Although this is a business startup Cunich seems a sensitive and not very capitalist chap and alert to what a very sensitive field it is that Heirloom Films is straying in. The venture is quite new and the expression "work-in-progress" comes up again and again in his discussion of what he's doing. He's very alert to how the documentaries' subjects have never before had this kind of intrusive limelight. His methods must never come out of the paparazzi manual. Instead, having done preparatory homework with families' help, he tries to sit down with "a cup of tea" and gently explain to the subjects what he'd like to do. He always goes to the subjects where they live, and sets up a "mini film studio" (just two cameras) around them.

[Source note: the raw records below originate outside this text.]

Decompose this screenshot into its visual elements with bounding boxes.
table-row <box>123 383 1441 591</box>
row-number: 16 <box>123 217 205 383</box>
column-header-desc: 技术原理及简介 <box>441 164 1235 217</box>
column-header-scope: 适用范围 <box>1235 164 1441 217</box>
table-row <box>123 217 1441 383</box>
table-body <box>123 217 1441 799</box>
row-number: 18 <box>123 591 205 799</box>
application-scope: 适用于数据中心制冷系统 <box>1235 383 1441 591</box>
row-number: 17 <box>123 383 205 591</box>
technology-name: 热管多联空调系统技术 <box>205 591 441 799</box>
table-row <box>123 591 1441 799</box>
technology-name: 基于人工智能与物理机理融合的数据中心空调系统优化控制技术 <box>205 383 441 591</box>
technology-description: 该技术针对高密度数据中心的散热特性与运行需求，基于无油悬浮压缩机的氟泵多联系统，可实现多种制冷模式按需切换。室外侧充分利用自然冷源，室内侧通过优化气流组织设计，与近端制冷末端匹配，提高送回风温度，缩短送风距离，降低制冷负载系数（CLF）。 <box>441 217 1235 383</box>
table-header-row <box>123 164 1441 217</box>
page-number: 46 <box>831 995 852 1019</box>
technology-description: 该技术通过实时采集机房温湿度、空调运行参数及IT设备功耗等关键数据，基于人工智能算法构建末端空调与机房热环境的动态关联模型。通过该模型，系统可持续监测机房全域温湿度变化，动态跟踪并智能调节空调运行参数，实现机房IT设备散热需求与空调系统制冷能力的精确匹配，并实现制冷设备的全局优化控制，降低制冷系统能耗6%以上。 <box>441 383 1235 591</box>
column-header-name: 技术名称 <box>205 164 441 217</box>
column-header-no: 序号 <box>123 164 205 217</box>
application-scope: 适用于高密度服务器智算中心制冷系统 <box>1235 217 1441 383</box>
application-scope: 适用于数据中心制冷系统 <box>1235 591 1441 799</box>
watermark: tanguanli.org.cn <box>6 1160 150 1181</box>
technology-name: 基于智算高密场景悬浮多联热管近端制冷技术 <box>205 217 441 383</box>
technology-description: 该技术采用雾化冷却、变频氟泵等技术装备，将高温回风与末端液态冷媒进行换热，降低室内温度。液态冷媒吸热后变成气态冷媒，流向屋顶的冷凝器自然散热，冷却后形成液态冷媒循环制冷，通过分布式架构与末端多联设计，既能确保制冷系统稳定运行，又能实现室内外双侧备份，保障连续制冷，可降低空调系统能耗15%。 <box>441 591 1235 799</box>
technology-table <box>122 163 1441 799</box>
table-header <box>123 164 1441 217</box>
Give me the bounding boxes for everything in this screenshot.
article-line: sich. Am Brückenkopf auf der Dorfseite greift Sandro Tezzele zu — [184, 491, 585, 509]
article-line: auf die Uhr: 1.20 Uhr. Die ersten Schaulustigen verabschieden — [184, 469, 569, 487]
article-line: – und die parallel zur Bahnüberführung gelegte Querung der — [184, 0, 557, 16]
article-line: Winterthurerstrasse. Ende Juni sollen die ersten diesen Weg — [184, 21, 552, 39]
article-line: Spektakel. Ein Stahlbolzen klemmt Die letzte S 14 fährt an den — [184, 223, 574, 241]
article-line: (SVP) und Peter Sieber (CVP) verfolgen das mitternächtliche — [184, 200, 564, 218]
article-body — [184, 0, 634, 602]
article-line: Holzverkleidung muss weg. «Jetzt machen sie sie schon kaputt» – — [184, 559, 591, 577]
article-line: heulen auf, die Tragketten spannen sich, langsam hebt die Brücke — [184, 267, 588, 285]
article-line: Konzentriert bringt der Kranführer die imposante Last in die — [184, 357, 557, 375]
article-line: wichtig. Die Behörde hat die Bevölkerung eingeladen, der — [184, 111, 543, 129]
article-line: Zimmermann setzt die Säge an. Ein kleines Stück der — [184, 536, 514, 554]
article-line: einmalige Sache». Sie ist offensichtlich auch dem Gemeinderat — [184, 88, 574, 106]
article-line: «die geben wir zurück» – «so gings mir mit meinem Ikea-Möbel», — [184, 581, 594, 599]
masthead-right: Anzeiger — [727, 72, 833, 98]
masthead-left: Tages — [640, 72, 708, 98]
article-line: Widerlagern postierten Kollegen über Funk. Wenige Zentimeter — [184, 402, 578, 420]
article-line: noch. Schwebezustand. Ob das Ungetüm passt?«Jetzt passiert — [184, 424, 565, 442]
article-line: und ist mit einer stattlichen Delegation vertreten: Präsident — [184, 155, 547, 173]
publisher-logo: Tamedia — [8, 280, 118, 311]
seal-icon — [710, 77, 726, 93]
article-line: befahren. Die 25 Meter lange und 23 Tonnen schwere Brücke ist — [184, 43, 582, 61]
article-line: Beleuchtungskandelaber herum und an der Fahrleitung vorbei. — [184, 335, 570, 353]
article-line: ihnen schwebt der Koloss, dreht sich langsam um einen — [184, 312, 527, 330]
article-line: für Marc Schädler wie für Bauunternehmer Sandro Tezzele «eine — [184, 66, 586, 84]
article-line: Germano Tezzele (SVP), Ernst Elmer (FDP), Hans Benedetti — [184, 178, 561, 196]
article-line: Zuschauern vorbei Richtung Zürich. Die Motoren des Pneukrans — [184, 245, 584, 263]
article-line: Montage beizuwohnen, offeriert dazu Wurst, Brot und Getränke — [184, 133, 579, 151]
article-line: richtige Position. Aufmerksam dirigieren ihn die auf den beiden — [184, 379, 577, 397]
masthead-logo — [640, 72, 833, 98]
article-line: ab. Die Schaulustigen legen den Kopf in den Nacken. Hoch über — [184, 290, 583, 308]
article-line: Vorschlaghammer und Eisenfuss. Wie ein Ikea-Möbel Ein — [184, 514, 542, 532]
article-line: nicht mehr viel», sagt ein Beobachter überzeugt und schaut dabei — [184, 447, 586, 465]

We have our doubts abut all this. We bombarded him with sceptical thoughts. We wondered if anyone so far has told him (as this columnist would) to buzz off? He laughs that the closest he has come to this is that a woman bought a documentary gift voucher and presented it to her husband whereupon he told her "Come back to me in a few years' time!"
I would tell him to buzz off, I explained because there's surely a danger that when you make a short documentary about someone it neatly tailors the subject. It fits him or her firmly and forever into a frame. It is how henceforth how everyone in the family will think of that person. How likely is it that a 15-minute film, dwelling sentimentally on a subject's nicenesses, will do justice to someone who has lived a long and complex life? What of complete bastards? Will they ever get their docos commissioned? Some children, I nagged (forgetting that I was supposed to be interviewing Cunich and not lecturing him, a tendency that has dogged my whole career in journalism) knowing how flawed dad or mum has been, will never want a 20 minute hagiography of a saint.
Cunich, when at last I let him get a word in edgeways, reports that in making these films he has already encountered two men who have reflected to the camera on what imperfect fathers they've been. So the films don't have to be sugary.
He says too that he doesn't pretend to clients that the documentaries are finite portrayals of entire lives. Rather they are a way that surviving loved ones can always remember how the departed looked and sounded, what expressions used to cross their dear faces.